The core issue is who pays. Social care is not part of the NHS; it is administered by councils. Alongside care for elderly people, a significant portion of budgets goes to younger adults with learning disabilities, physical disabilities, or mental health conditions.

Access to publicly funded care is means- and needs-tested. People with assets must pay for their own care, sometimes selling their homes and using life savings. With councils struggling to fund care homes, private companies have stepped in, but a two-tier market has emerged where self-funders are overcharged to subsidize local authority rates.

Unpaid carers, providing care worth £184 billion a year—described as the equivalent to a second NHS—bear the highest cost from failures to reform the system.

What is the government doing?

Labour promised a national care service in its manifesto and has asked cross-bench peer Louise Casey to lead an independent review. The Casey commission is phased, with a first report due this year, full review expected by 2028, and implementation estimated by 2036. Charities and social care directors have criticized this timeline as too long, not reflecting the urgency.

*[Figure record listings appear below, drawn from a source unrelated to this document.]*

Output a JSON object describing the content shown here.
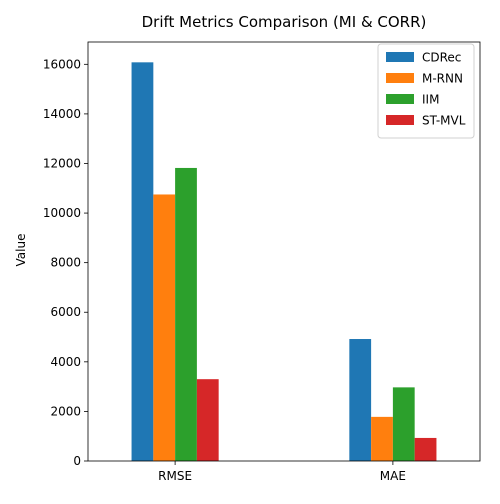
{
  "chart_data": {
    "type": "bar",
    "title": "Drift Metrics Comparison (MI & CORR)",
    "xlabel": "",
    "ylabel": "Value",
    "categories": [
      "RMSE",
      "MAE"
    ],
    "ylim": [
      0,
      16900
    ],
    "yticks": [
      0,
      2000,
      4000,
      6000,
      8000,
      10000,
      12000,
      14000,
      16000
    ],
    "grid": false,
    "legend_position": "top-right",
    "series": [
      {
        "name": "CDRec",
        "color": "#1f77b4",
        "values": [
          16080,
          4920
        ]
      },
      {
        "name": "M-RNN",
        "color": "#ff7f0e",
        "values": [
          10750,
          1780
        ]
      },
      {
        "name": "IIM",
        "color": "#2ca02c",
        "values": [
          11820,
          2970
        ]
      },
      {
        "name": "ST-MVL",
        "color": "#d62728",
        "values": [
          3300,
          930
        ]
      }
    ]
  }
}
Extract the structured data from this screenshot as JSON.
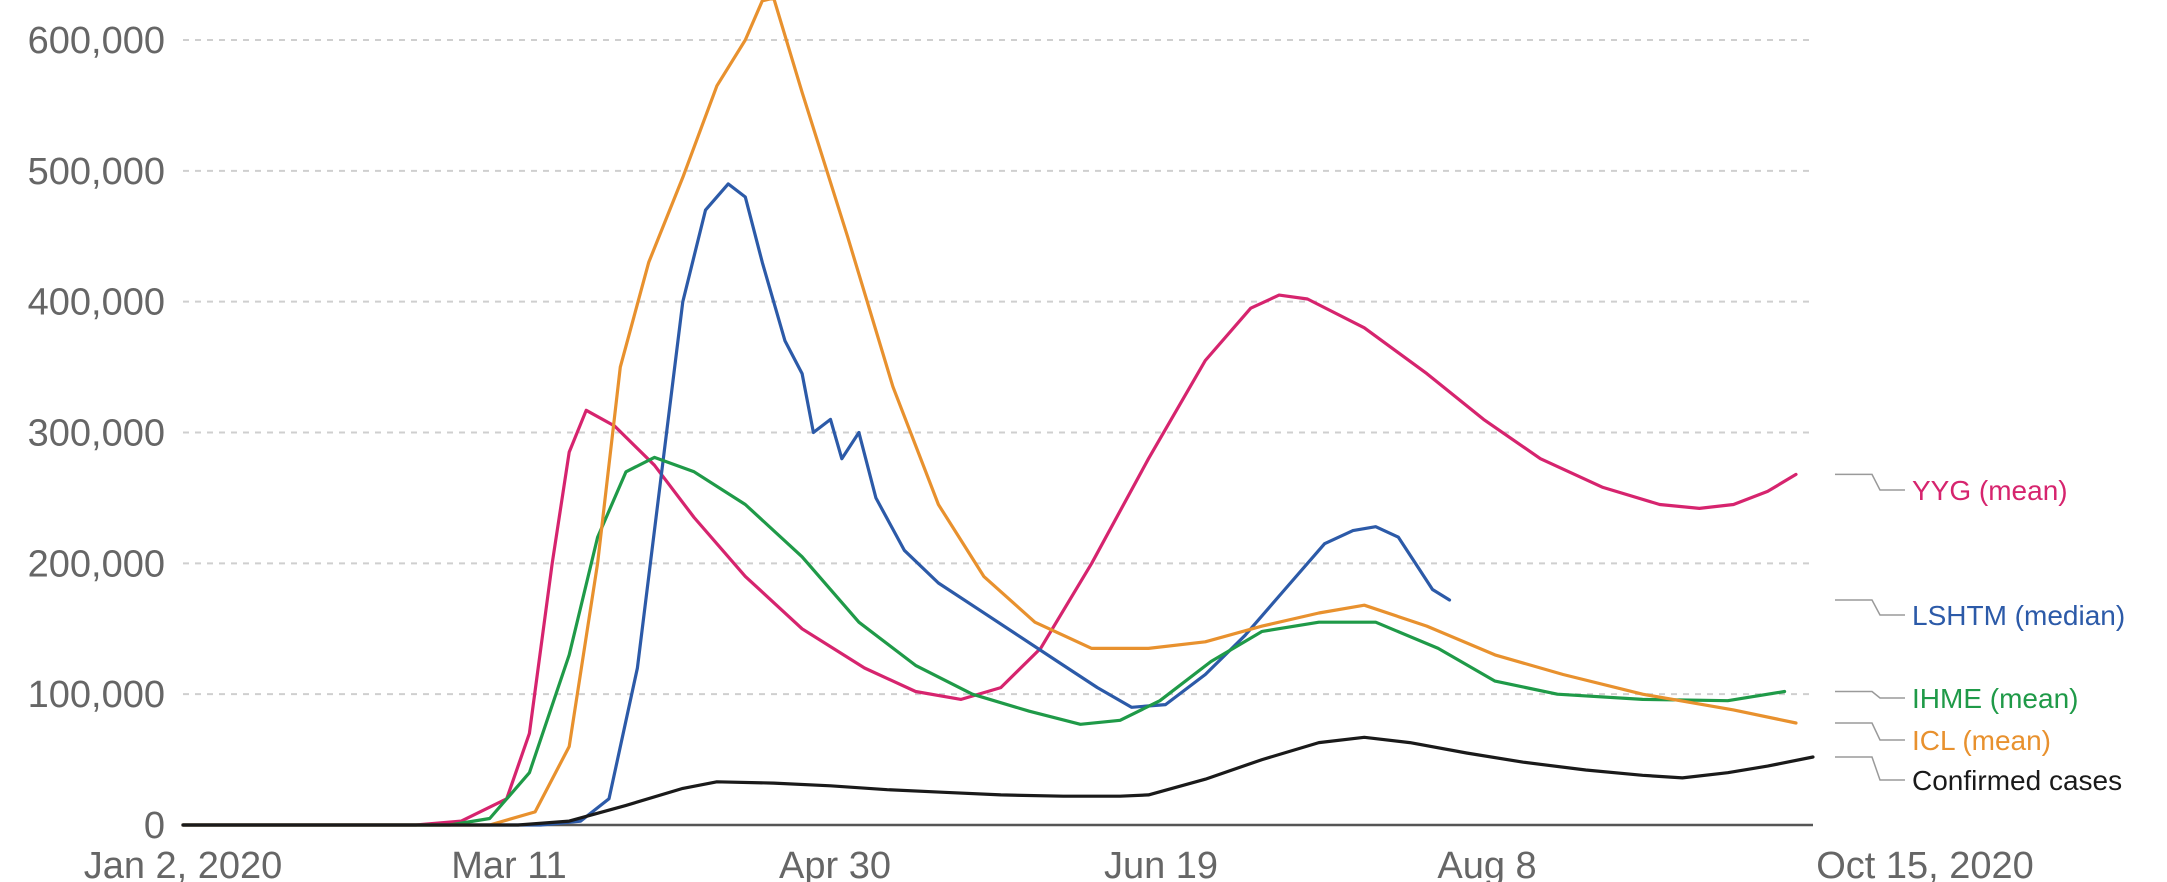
{
  "chart_data": {
    "type": "line",
    "title": "",
    "xlabel": "",
    "ylabel": "",
    "x_ticks": [
      "Jan 2, 2020",
      "Mar 11",
      "Apr 30",
      "Jun 19",
      "Aug 8",
      "Oct 15, 2020"
    ],
    "xlim": [
      "2020-01-02",
      "2020-10-15"
    ],
    "ylim": [
      0,
      600000
    ],
    "y_ticks": [
      {
        "value": 0,
        "label": "0"
      },
      {
        "value": 100000,
        "label": "100,000"
      },
      {
        "value": 200000,
        "label": "200,000"
      },
      {
        "value": 300000,
        "label": "300,000"
      },
      {
        "value": 400000,
        "label": "400,000"
      },
      {
        "value": 500000,
        "label": "500,000"
      },
      {
        "value": 600000,
        "label": "600,000"
      }
    ],
    "grid": "horizontal dashed",
    "legend_placement": "right",
    "series": [
      {
        "name": "YYG (mean)",
        "color": "#d6246e",
        "points": [
          [
            "2020-01-02",
            0
          ],
          [
            "2020-02-12",
            0
          ],
          [
            "2020-02-20",
            3000
          ],
          [
            "2020-02-28",
            20000
          ],
          [
            "2020-03-03",
            70000
          ],
          [
            "2020-03-07",
            200000
          ],
          [
            "2020-03-10",
            285000
          ],
          [
            "2020-03-13",
            317000
          ],
          [
            "2020-03-18",
            305000
          ],
          [
            "2020-03-25",
            275000
          ],
          [
            "2020-04-01",
            235000
          ],
          [
            "2020-04-10",
            190000
          ],
          [
            "2020-04-20",
            150000
          ],
          [
            "2020-05-01",
            120000
          ],
          [
            "2020-05-10",
            102000
          ],
          [
            "2020-05-18",
            96000
          ],
          [
            "2020-05-25",
            105000
          ],
          [
            "2020-06-01",
            135000
          ],
          [
            "2020-06-10",
            200000
          ],
          [
            "2020-06-20",
            280000
          ],
          [
            "2020-06-30",
            355000
          ],
          [
            "2020-07-08",
            395000
          ],
          [
            "2020-07-13",
            405000
          ],
          [
            "2020-07-18",
            402000
          ],
          [
            "2020-07-28",
            380000
          ],
          [
            "2020-08-08",
            345000
          ],
          [
            "2020-08-18",
            310000
          ],
          [
            "2020-08-28",
            280000
          ],
          [
            "2020-09-08",
            258000
          ],
          [
            "2020-09-18",
            245000
          ],
          [
            "2020-09-25",
            242000
          ],
          [
            "2020-10-01",
            245000
          ],
          [
            "2020-10-07",
            255000
          ],
          [
            "2020-10-12",
            268000
          ]
        ]
      },
      {
        "name": "LSHTM (median)",
        "color": "#2c5aa8",
        "points": [
          [
            "2020-01-02",
            0
          ],
          [
            "2020-03-05",
            0
          ],
          [
            "2020-03-12",
            3000
          ],
          [
            "2020-03-17",
            20000
          ],
          [
            "2020-03-22",
            120000
          ],
          [
            "2020-03-26",
            260000
          ],
          [
            "2020-03-30",
            400000
          ],
          [
            "2020-04-03",
            470000
          ],
          [
            "2020-04-07",
            490000
          ],
          [
            "2020-04-10",
            480000
          ],
          [
            "2020-04-13",
            430000
          ],
          [
            "2020-04-17",
            370000
          ],
          [
            "2020-04-20",
            345000
          ],
          [
            "2020-04-22",
            300000
          ],
          [
            "2020-04-25",
            310000
          ],
          [
            "2020-04-27",
            280000
          ],
          [
            "2020-04-30",
            300000
          ],
          [
            "2020-05-03",
            250000
          ],
          [
            "2020-05-08",
            210000
          ],
          [
            "2020-05-14",
            185000
          ],
          [
            "2020-05-21",
            165000
          ],
          [
            "2020-05-28",
            145000
          ],
          [
            "2020-06-04",
            125000
          ],
          [
            "2020-06-11",
            105000
          ],
          [
            "2020-06-17",
            90000
          ],
          [
            "2020-06-23",
            92000
          ],
          [
            "2020-06-30",
            115000
          ],
          [
            "2020-07-07",
            145000
          ],
          [
            "2020-07-14",
            180000
          ],
          [
            "2020-07-21",
            215000
          ],
          [
            "2020-07-26",
            225000
          ],
          [
            "2020-07-30",
            228000
          ],
          [
            "2020-08-03",
            220000
          ],
          [
            "2020-08-06",
            200000
          ],
          [
            "2020-08-09",
            180000
          ],
          [
            "2020-08-12",
            172000
          ]
        ]
      },
      {
        "name": "IHME (mean)",
        "color": "#1f9a48",
        "points": [
          [
            "2020-01-02",
            0
          ],
          [
            "2020-02-18",
            0
          ],
          [
            "2020-02-25",
            5000
          ],
          [
            "2020-03-03",
            40000
          ],
          [
            "2020-03-10",
            130000
          ],
          [
            "2020-03-15",
            220000
          ],
          [
            "2020-03-20",
            270000
          ],
          [
            "2020-03-25",
            281000
          ],
          [
            "2020-04-01",
            270000
          ],
          [
            "2020-04-10",
            245000
          ],
          [
            "2020-04-20",
            205000
          ],
          [
            "2020-04-30",
            155000
          ],
          [
            "2020-05-10",
            122000
          ],
          [
            "2020-05-20",
            100000
          ],
          [
            "2020-05-30",
            87000
          ],
          [
            "2020-06-08",
            77000
          ],
          [
            "2020-06-15",
            80000
          ],
          [
            "2020-06-22",
            95000
          ],
          [
            "2020-07-01",
            125000
          ],
          [
            "2020-07-10",
            148000
          ],
          [
            "2020-07-20",
            155000
          ],
          [
            "2020-07-30",
            155000
          ],
          [
            "2020-08-10",
            135000
          ],
          [
            "2020-08-20",
            110000
          ],
          [
            "2020-08-31",
            100000
          ],
          [
            "2020-09-15",
            96000
          ],
          [
            "2020-09-30",
            95000
          ],
          [
            "2020-10-10",
            102000
          ]
        ]
      },
      {
        "name": "ICL (mean)",
        "color": "#e8912e",
        "points": [
          [
            "2020-01-02",
            0
          ],
          [
            "2020-02-25",
            0
          ],
          [
            "2020-03-04",
            10000
          ],
          [
            "2020-03-10",
            60000
          ],
          [
            "2020-03-15",
            200000
          ],
          [
            "2020-03-19",
            350000
          ],
          [
            "2020-03-24",
            430000
          ],
          [
            "2020-03-30",
            495000
          ],
          [
            "2020-04-05",
            565000
          ],
          [
            "2020-04-10",
            600000
          ],
          [
            "2020-04-13",
            630000
          ],
          [
            "2020-04-15",
            632000
          ],
          [
            "2020-04-20",
            560000
          ],
          [
            "2020-04-28",
            450000
          ],
          [
            "2020-05-06",
            335000
          ],
          [
            "2020-05-14",
            245000
          ],
          [
            "2020-05-22",
            190000
          ],
          [
            "2020-05-31",
            155000
          ],
          [
            "2020-06-10",
            135000
          ],
          [
            "2020-06-20",
            135000
          ],
          [
            "2020-06-30",
            140000
          ],
          [
            "2020-07-10",
            152000
          ],
          [
            "2020-07-20",
            162000
          ],
          [
            "2020-07-28",
            168000
          ],
          [
            "2020-08-08",
            152000
          ],
          [
            "2020-08-20",
            130000
          ],
          [
            "2020-09-01",
            115000
          ],
          [
            "2020-09-15",
            100000
          ],
          [
            "2020-10-01",
            88000
          ],
          [
            "2020-10-12",
            78000
          ]
        ]
      },
      {
        "name": "Confirmed cases",
        "color": "#1a1a1a",
        "points": [
          [
            "2020-01-02",
            0
          ],
          [
            "2020-03-01",
            0
          ],
          [
            "2020-03-10",
            3000
          ],
          [
            "2020-03-20",
            15000
          ],
          [
            "2020-03-30",
            28000
          ],
          [
            "2020-04-05",
            33000
          ],
          [
            "2020-04-15",
            32000
          ],
          [
            "2020-04-25",
            30000
          ],
          [
            "2020-05-05",
            27000
          ],
          [
            "2020-05-15",
            25000
          ],
          [
            "2020-05-25",
            23000
          ],
          [
            "2020-06-05",
            22000
          ],
          [
            "2020-06-15",
            22000
          ],
          [
            "2020-06-20",
            23000
          ],
          [
            "2020-06-30",
            35000
          ],
          [
            "2020-07-10",
            50000
          ],
          [
            "2020-07-20",
            63000
          ],
          [
            "2020-07-28",
            67000
          ],
          [
            "2020-08-05",
            63000
          ],
          [
            "2020-08-15",
            55000
          ],
          [
            "2020-08-25",
            48000
          ],
          [
            "2020-09-05",
            42000
          ],
          [
            "2020-09-15",
            38000
          ],
          [
            "2020-09-22",
            36000
          ],
          [
            "2020-09-30",
            40000
          ],
          [
            "2020-10-07",
            45000
          ],
          [
            "2020-10-15",
            52000
          ]
        ]
      }
    ]
  }
}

In a March 2026 speech, Lady Casey described the system as held together by “add-ons, workarounds, sticking plasters and glue.” She warned of a “moment of reckoning” over failures to meet the needs of an ageing population and rising numbers of people with chronic conditions like dementia and Alzheimer’s.

How much will it cost?

The government spends about £32 billion annually on adult social care through local authorities, which are overspending and cutting elsewhere. Thinktanks estimate billions are needed just to stabilize basics. The government is introducing a fair pay agreement for care workers to set minimum pay, sick pay, and conditions, aiming to solve staffing shortages and fill over 100,000 vacancies. This is backed by £500 million, but the Local Government Association says this is insufficient, likely straining council budgets further.

Full structural reform—such as capping individual care costs or creating an NHS-style model where most care is free (like in Scotland)—would cost much more. Estimates vary, but the Institute for Public Policy Research suggests it could cost £36 billion a year by 2030. This would likely require higher national insurance contributions or other taxes, which may be politically contentious.